Our company has intentionally built business model to cater domestic requirements and has presence in almost entire country through networking partners. We are working on to further strengthen the presence through a larger product basket for varying needs, differentiated pricing points and in line with the overall growth plan that the Company has laid down.
What Challenges and Threats cloud over the industry in land and overseas, presently?
The biggest issue that I foresee as of now is the dependence of Indian textile industry on export segments. The industrial growth is propelled by the segment that is not really growing in line with the domestic industry. Strength of Indian currency vis-à-vis international currencies of USD and Euro is an area of concern for the long term sustenance of the growth. The higher prices in foreign currency may not be feasible in view of negligible growth / stagnation in US and EU economy. The Fed movement of buying back the bonds could bring inflation in the US economy and buoyancy at the Wall Street to bring a “feel good” factor. Coupled with almost zero cost of short term financing, the US economy could be trying last of its bullets to revive and should it succeed, the demand for the Indian textile could register adequate growth. In the current year, however, Indian textiles can do better than most other textile players due to distinct cotton crop advantage but building up capacities based upon this overnight position could only glut the domestic market in mid-term that could further bring down the curtain on growth engine through consolidation. Also, most of the textile players are into basic or minimum value addition chain of the textile products that means anyone can compete on cost advantage matrix. Unless one raises the standards of deliverance to a new height, it would be difficult to sustain the growth propeller.
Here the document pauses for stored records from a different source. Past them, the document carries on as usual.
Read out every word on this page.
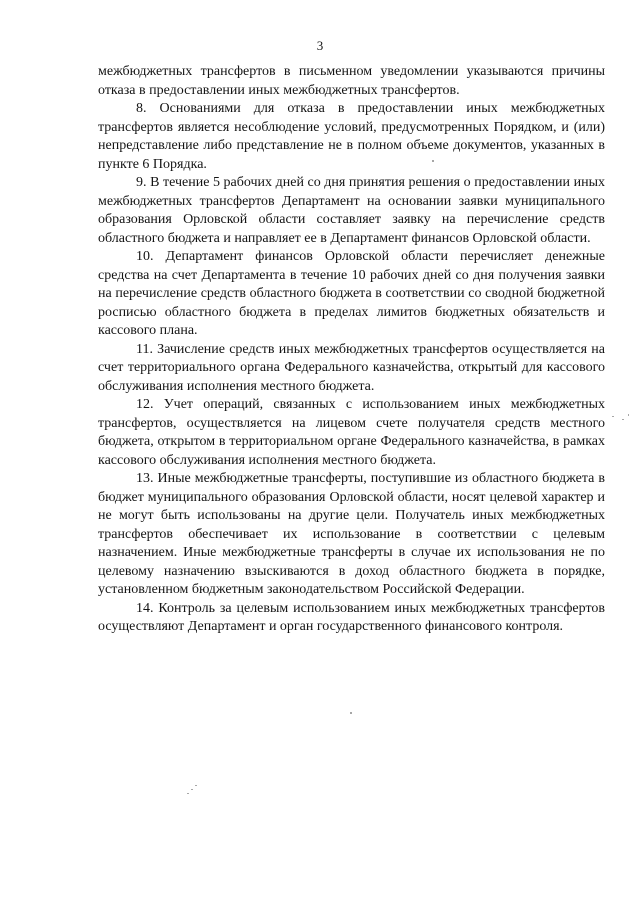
3

межбюджетных трансфертов в письменном уведомлении указываются причины отказа в предоставлении иных межбюджетных трансфертов.

8. Основаниями для отказа в предоставлении иных межбюджетных трансфертов является несоблюдение условий, предусмотренных Порядком, и (или) непредставление либо представление не в полном объеме документов, указанных в пункте 6 Порядка.

9. В течение 5 рабочих дней со дня принятия решения о предоставлении иных межбюджетных трансфертов Департамент на основании заявки муниципального образования Орловской области составляет заявку на перечисление средств областного бюджета и направляет ее в Департамент финансов Орловской области.

10. Департамент финансов Орловской области перечисляет денежные средства на счет Департамента в течение 10 рабочих дней со дня получения заявки на перечисление средств областного бюджета в соответствии со сводной бюджетной росписью областного бюджета в пределах лимитов бюджетных обязательств и кассового плана.

11. Зачисление средств иных межбюджетных трансфертов осуществляется на счет территориального органа Федерального казначейства, открытый для кассового обслуживания исполнения местного бюджета.

12. Учет операций, связанных с использованием иных межбюджетных трансфертов, осуществляется на лицевом счете получателя средств местного бюджета, открытом в территориальном органе Федерального казначейства, в рамках кассового обслуживания исполнения местного бюджета.

13. Иные межбюджетные трансферты, поступившие из областного бюджета в бюджет муниципального образования Орловской области, носят целевой характер и не могут быть использованы на другие цели. Получатель иных межбюджетных трансфертов обеспечивает их использование в соответствии с целевым назначением. Иные межбюджетные трансферты в случае их использования не по целевому назначению взыскиваются в доход областного бюджета в порядке, установленном бюджетным законодательством Российской Федерации.

14. Контроль за целевым использованием иных межбюджетных трансфертов осуществляют Департамент и орган государственного финансового контроля.
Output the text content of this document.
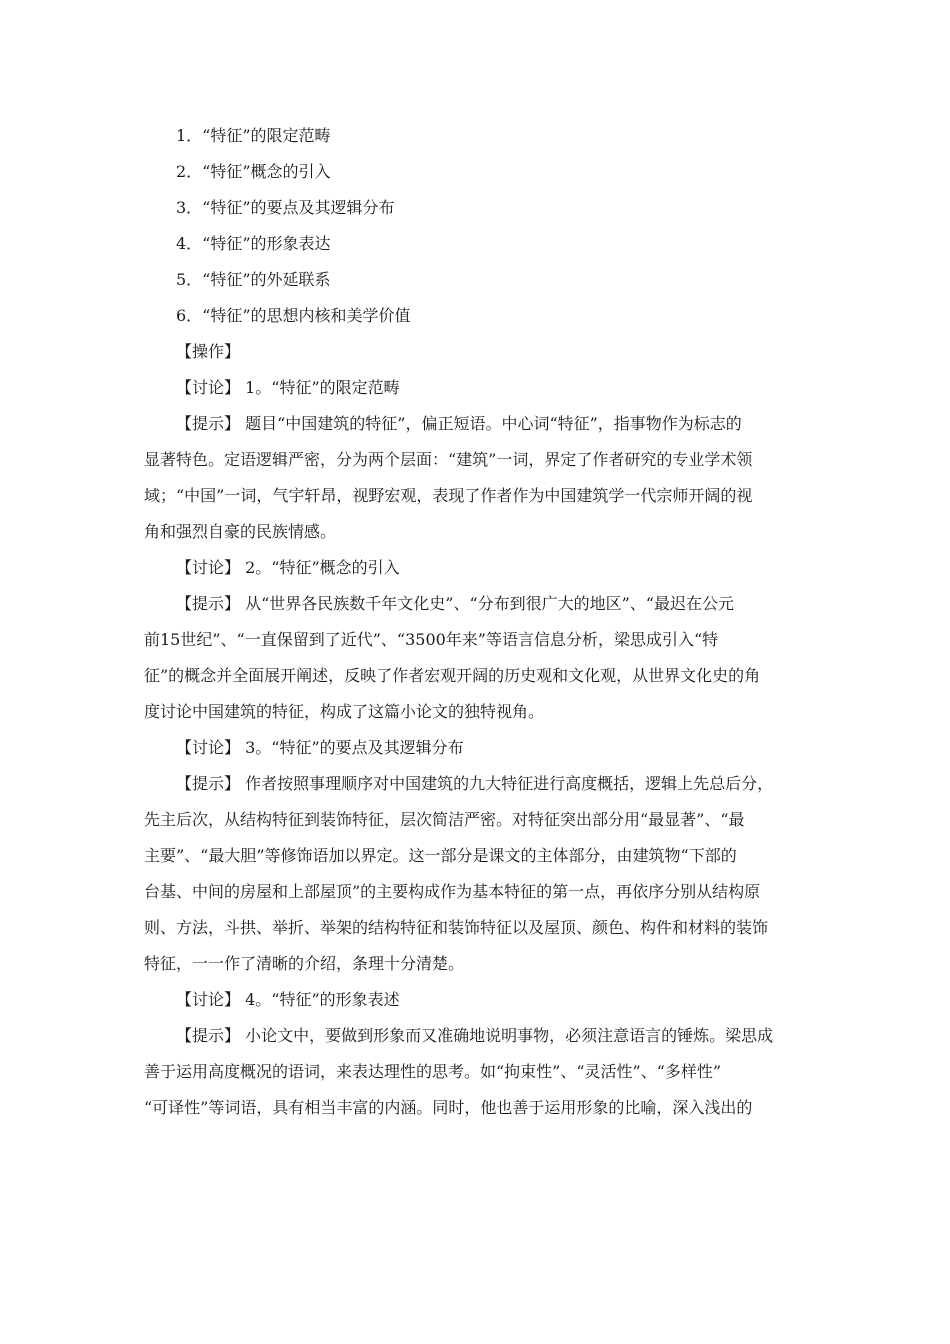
1．“特征”的限定范畴
2．“特征”概念的引入
3．“特征”的要点及其逻辑分布
4．“特征”的形象表达
5．“特征”的外延联系
6．“特征”的思想内核和美学价值
【操作】
【讨论】 1。“特征”的限定范畴
【提示】 题目“中国建筑的特征”，偏正短语。中心词“特征”，指事物作为标志的
显著特色。定语逻辑严密，分为两个层面：“建筑”一词，界定了作者研究的专业学术领
域；“中国”一词，气宇轩昂，视野宏观，表现了作者作为中国建筑学一代宗师开阔的视
角和强烈自豪的民族情感。
【讨论】 2。“特征”概念的引入
【提示】 从“世界各民族数千年文化史”、“分布到很广大的地区”、“最迟在公元
前15世纪”、“一直保留到了近代”、“3500年来”等语言信息分析，梁思成引入“特
征”的概念并全面展开阐述，反映了作者宏观开阔的历史观和文化观，从世界文化史的角
度讨论中国建筑的特征，构成了这篇小论文的独特视角。
【讨论】 3。“特征”的要点及其逻辑分布
【提示】 作者按照事理顺序对中国建筑的九大特征进行高度概括，逻辑上先总后分，
先主后次，从结构特征到装饰特征，层次简洁严密。对特征突出部分用“最显著”、“最
主要”、“最大胆”等修饰语加以界定。这一部分是课文的主体部分，由建筑物“下部的
台基、中间的房屋和上部屋顶”的主要构成作为基本特征的第一点，再依序分别从结构原
则、方法，斗拱、举折、举架的结构特征和装饰特征以及屋顶、颜色、构件和材料的装饰
特征，一一作了清晰的介绍，条理十分清楚。
【讨论】 4。“特征”的形象表述
【提示】 小论文中，要做到形象而又准确地说明事物，必须注意语言的锤炼。梁思成
善于运用高度概况的语词，来表达理性的思考。如“拘束性”、“灵活性”、“多样性”
“可译性”等词语，具有相当丰富的内涵。同时，他也善于运用形象的比喻，深入浅出的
Domestic market is showing resilience after a lot of companies had a tough financial performance for quite sometime. This breather would certainly repose the faith of investors into the segment. The robust P/E growth at the bourses is bringing cheers to the spending power of the masses. Continuous growth reflected in the IIP data are fuelling otherwise dormant sentiments. In all, this year is going to be historic for most of the textile players and I personally believe, those who can’t make this year, better should look into the next decade only.
DISCLAIMER: All views and opinions expressed in this column are solely of the interviewee, and they do not reflect in any way the opinion of Fibre2Fashion.com.